We are in the midst of very difficult times. The battle against the coronavirus continues and there is no victory in sight. Sometimes, you learn about a friend or someone you know succumbing to the dreaded disease and you realise that it can often be a losing battle.

The challenges for reporters, photographers and editors are now immense – unprecedented in recent memory. One of the challenges is to report accurately and safely. Helping readers understand the crisis better with words and pictures is not an easy task, especially when people are now seized of the crisis and are afraid of what lies ahead. However, there is no doubt that people are better off with good, clear and honest reporting.

And that is what many journalists have tried to do, braving the exceptional odds. Indeed, without such courage, how would we have known (and seen), for example, about migrant workers from Andhra Pradesh heading back home on foot and by cycle to Jharkhand? Stories have highlighted the lack of money, fear of COVID-19, and the desire to meet loved ones that led the workers to take the drastic step.

Some of their cycles needed repairs, but again, no one would touch them, fearing infection. There was no option but to continue on foot, in the blazing heat.

A woman is forced to deliver her baby by the roadside. How would we have known about the lockdown making it even more difficult for women and children – of having to fight battles of another kind, of domestic violence and abuse within households?

There are reports of domestic violence cases having increased two-fold and many women are unable to go out or report to the police about the violence and abuses due to the lockdown.

Across different social and economic strata, women continue to face restrictions, some of which have been normalised to the extent that we don't even recognise them as restrictions.

To try and help journalists at a time like this, the Thomson Foundation has teamed up with a range of specialist partners to produce a series of free, online courses on its Journalism Now platform. The courses cover safety while reporting a story; verification of facts, and content production. The interactive courses have been created with assistance from Free Press Unlimited (Netherlands), Ethical Journalism Network, International Federation of Journalists, First Draft and the Dart Centre Europe.

A journalist’s first instinct is to get to the scene quickly, but now with the coronavirus, there is a huge risk. The courses give practical advice on assessing the risks so journalists are better prepared to go on assignment.
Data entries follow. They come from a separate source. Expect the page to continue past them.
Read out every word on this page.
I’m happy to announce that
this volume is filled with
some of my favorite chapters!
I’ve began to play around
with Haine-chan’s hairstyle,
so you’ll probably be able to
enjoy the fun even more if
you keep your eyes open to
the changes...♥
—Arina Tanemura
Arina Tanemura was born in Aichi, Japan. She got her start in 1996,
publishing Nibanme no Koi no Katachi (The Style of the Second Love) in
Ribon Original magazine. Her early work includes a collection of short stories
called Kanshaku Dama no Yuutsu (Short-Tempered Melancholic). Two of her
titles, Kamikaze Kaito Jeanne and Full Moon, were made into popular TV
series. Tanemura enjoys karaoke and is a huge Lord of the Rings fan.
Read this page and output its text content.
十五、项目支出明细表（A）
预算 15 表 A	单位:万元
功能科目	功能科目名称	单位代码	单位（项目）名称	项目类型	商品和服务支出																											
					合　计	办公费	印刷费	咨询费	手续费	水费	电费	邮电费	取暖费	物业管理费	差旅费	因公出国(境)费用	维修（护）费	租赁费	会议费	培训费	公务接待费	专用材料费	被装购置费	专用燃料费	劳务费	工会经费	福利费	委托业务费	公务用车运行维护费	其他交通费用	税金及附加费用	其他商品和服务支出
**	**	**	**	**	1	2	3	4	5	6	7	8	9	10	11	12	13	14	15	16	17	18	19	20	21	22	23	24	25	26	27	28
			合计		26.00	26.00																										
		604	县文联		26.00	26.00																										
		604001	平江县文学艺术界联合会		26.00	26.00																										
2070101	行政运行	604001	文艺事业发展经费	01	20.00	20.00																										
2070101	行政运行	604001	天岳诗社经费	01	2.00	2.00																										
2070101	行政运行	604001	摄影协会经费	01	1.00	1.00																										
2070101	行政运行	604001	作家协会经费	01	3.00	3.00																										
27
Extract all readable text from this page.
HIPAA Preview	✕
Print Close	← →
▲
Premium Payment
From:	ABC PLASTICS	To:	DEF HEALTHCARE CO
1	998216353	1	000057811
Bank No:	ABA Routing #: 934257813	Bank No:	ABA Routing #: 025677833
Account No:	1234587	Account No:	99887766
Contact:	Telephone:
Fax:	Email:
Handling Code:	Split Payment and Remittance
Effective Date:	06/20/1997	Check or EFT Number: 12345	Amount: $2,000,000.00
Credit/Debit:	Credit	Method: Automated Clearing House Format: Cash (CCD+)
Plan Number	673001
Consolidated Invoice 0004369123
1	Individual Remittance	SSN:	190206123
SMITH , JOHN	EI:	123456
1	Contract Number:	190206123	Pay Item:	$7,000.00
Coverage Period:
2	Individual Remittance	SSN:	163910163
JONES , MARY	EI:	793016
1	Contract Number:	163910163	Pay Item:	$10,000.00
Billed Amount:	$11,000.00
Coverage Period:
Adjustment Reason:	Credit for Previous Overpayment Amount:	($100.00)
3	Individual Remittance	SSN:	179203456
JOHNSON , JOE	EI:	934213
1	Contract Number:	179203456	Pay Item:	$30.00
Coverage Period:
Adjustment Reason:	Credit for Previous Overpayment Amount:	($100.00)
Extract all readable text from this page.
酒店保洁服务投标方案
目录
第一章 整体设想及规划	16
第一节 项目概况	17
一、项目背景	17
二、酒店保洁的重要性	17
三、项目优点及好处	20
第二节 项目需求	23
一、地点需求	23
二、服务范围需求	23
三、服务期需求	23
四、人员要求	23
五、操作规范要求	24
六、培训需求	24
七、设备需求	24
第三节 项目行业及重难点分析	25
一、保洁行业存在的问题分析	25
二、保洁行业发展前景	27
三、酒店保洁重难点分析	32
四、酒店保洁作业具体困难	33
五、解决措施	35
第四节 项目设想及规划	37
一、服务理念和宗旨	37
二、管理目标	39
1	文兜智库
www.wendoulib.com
Advice includes an awareness of the rapidly-changing global environment and restrictions on movement, techniques to ensure safe communication with sources and the general public when in the same physical space, knowledge of the equipment and tools to protect reporters and interviewees, and the right hygiene protocols to adopt.

The course on verification will give journalists a thorough understanding of how to identify false and misleading data using open-source tools and how to critically analyse information to offer balanced coverage and combat the spread of fake news.

Journalists would also do well to read New York-based First Draft’s study and tools on health misinformation. Also to avoid words and phrases such as ‘no end in sight’, ‘turmoil’ ‘killer’, ‘catastrophe’, etc. Such words could lead to panic among readers. What we need is balanced reporting that provides a sense of calm. The Reuters Institute has produced a factsheet that journalists will find helpful while wading through the landscape of COVID-19 misinformation. 

Overall, as a WAN-IFRA report says, news outlets have displayed diversity and creativity while covering the pandemic. Coverage has included visits to hospitals to show the harsh conditions that health care professionals work under, some useful infographics that depict the scale and the speed of the spread of the virus, and data journalism employed to depict the spread of the outbreak. And, mind you, many of editors and journalists are working from home, which makes the end results even more satisfying.